Maintainer governance:

  • Adding a maintainer is a trust decision. The maintainer list is publicly visible and cryptographically verifiable -- anyone can read the kind:30617 event to see who has merge authority.
  • Removing a maintainer by republishing kind:30617 without their pubkey is immediate and unambiguous. There is no "revoke access" flow -- the updated event replaces the old one.
  • Rotate maintainers thoughtfully. Each update costs money on TOON and requires republishing the full repository announcement.

Permission boundaries:

  • Non-maintainers publishing merge events (kind:1631) is a protocol violation. Clients should ignore such events, but the relay will still accept and store them (the relay does not enforce authorization -- it only enforces ILP payment).
  • Status wars (repeatedly re-opening/closing the same item) waste money on TOON. The per-byte cost discourages this, but maintainers should still be judicious.

Identity trust signals:

  • A pubkey with a kind:0 profile, NIP-05 verification, and contribution history is more trustworthy than a bare pubkey with no history.
  • The maintainers tag is the sole source of truth for merge authority -- social reputation is important but does not substitute for explicit authorization.

Anti-patterns to avoid:

  • Adding untrusted pubkeys to the maintainer list -- a malicious maintainer can merge harmful patches
  • Publishing merge events (kind:1631) without maintainer status -- these are invalid and waste ILP payment
  • Assuming display names are unique or stable -- always verify by pubkey
  • Ignoring the personal-fork tag when evaluating repository origin

For deeper social judgment guidance, see nostr-social-intelligence. For profile metadata and NIP-05 verification, see social-identity. For reaction mechanics on git collaboration events, see social-interactions.
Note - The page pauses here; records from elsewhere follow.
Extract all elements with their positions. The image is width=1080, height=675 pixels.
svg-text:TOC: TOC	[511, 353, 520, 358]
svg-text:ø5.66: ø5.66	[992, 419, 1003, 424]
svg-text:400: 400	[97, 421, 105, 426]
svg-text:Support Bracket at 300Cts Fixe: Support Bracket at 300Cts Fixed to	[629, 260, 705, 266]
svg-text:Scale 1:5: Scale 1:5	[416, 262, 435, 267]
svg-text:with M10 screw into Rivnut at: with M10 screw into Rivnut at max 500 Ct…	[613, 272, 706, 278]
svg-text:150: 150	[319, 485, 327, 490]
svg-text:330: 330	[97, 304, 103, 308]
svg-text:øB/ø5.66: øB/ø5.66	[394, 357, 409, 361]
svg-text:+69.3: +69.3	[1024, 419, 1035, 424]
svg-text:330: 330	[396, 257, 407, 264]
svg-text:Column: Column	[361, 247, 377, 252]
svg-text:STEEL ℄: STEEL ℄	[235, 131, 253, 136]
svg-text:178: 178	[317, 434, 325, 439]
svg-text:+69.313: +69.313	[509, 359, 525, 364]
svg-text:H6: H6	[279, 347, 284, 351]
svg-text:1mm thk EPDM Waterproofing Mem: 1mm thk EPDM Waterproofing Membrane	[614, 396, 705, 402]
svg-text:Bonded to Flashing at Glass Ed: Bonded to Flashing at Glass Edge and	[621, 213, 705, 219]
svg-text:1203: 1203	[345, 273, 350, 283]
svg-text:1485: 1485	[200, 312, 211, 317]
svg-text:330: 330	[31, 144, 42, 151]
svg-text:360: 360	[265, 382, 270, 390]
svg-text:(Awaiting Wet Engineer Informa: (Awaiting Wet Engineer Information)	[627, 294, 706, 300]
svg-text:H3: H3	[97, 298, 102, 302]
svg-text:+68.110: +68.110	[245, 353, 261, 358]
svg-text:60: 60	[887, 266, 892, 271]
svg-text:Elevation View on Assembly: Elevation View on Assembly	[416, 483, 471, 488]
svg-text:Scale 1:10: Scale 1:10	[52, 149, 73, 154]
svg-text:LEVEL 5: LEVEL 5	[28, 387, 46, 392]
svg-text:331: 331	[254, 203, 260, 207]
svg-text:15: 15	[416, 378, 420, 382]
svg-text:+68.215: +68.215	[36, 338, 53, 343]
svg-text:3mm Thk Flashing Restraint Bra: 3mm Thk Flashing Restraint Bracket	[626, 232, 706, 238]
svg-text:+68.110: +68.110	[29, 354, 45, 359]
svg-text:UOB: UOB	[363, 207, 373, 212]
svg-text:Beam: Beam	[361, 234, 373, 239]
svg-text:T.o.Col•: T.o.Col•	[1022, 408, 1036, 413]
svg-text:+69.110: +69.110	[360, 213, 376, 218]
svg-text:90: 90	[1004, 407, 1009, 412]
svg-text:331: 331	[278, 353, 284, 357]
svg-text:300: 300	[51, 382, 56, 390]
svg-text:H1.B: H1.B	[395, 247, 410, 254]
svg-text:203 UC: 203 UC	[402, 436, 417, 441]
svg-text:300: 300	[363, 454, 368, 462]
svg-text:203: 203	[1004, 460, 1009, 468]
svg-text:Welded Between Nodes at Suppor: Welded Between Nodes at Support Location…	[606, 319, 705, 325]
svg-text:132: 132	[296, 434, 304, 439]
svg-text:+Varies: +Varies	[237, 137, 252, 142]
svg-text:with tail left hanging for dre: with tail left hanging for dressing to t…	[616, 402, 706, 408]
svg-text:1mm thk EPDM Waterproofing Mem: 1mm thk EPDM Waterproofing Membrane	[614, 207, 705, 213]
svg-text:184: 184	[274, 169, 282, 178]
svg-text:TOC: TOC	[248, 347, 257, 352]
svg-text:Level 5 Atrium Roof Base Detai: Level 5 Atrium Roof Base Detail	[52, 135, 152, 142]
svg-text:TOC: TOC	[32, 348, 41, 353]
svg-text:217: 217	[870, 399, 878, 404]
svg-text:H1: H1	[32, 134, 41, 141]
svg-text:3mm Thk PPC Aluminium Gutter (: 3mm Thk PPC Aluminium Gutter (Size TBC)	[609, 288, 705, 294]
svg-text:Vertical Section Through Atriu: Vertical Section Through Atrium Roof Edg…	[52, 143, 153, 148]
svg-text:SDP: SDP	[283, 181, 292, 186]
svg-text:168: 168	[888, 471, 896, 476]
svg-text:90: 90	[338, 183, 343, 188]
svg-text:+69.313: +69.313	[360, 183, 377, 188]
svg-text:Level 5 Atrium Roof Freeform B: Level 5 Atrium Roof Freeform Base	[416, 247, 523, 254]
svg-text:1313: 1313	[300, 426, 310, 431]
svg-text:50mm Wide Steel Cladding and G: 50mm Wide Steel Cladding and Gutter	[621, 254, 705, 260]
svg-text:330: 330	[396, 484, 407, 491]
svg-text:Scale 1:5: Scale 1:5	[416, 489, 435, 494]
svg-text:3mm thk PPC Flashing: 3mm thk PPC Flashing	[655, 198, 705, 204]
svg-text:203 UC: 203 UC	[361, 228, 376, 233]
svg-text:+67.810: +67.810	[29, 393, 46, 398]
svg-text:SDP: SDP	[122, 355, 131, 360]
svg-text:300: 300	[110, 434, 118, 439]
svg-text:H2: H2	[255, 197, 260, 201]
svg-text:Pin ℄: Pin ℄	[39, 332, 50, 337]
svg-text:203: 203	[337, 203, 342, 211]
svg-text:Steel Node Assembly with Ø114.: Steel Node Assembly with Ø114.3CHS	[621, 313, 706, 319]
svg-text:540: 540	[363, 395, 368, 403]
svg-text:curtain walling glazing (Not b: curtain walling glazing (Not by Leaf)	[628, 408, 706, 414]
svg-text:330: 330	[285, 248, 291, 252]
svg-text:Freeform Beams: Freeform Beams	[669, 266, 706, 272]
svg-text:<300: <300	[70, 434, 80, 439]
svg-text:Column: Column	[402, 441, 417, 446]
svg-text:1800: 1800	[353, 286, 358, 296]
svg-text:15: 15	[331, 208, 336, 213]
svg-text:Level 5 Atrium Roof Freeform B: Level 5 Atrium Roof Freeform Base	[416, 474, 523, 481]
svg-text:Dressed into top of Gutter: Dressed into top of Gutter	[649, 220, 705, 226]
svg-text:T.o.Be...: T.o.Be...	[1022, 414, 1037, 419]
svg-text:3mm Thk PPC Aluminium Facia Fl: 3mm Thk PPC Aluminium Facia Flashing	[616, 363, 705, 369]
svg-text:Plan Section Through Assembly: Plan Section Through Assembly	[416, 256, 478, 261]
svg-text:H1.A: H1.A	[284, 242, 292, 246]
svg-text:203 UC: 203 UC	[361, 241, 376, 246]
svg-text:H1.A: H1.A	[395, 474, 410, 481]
When to Read Each Reference

Read the appropriate reference file based on the situation:

  • Identity model, authorization rules, and the complete permission matrix -- Read nip-spec.md for the full specification of how pubkey identity maps to git operations and who can do what.
  • Step-by-step workflows for verifying identity, checking permissions, and managing maintainers -- Read scenarios.md for verifying maintainer status, checking merge permission, mapping pubkeys to authors, and updating the maintainer list.
  • TOON-specific identity costs and read/write economics -- Read toon-extensions.md for identity verification costs (free reads), maintainer update costs, and the economic model of permissionless contribution.

Cross-Skill References

  • Full NIP-34 git collaboration event kinds and workflows -- See git-collaboration for kind:30617 repository announcements, patches, PRs, issues, comments, and status events.
  • Nostr profile metadata and NIP-05 DNS verification -- See social-identity for kind:0 profiles, display names, and external identity linking that supplements pubkey identity.
  • TOON write model, read model, and fee calculation details -- Read .claude/skills/nostr-protocol-core/references/toon-protocol-context.md (canonical protocol reference, D9-010).
  • Content control and event deletion -- See content-control for NIP-09 deletion requests and NIP-70 protected events that interact with maintainer authority.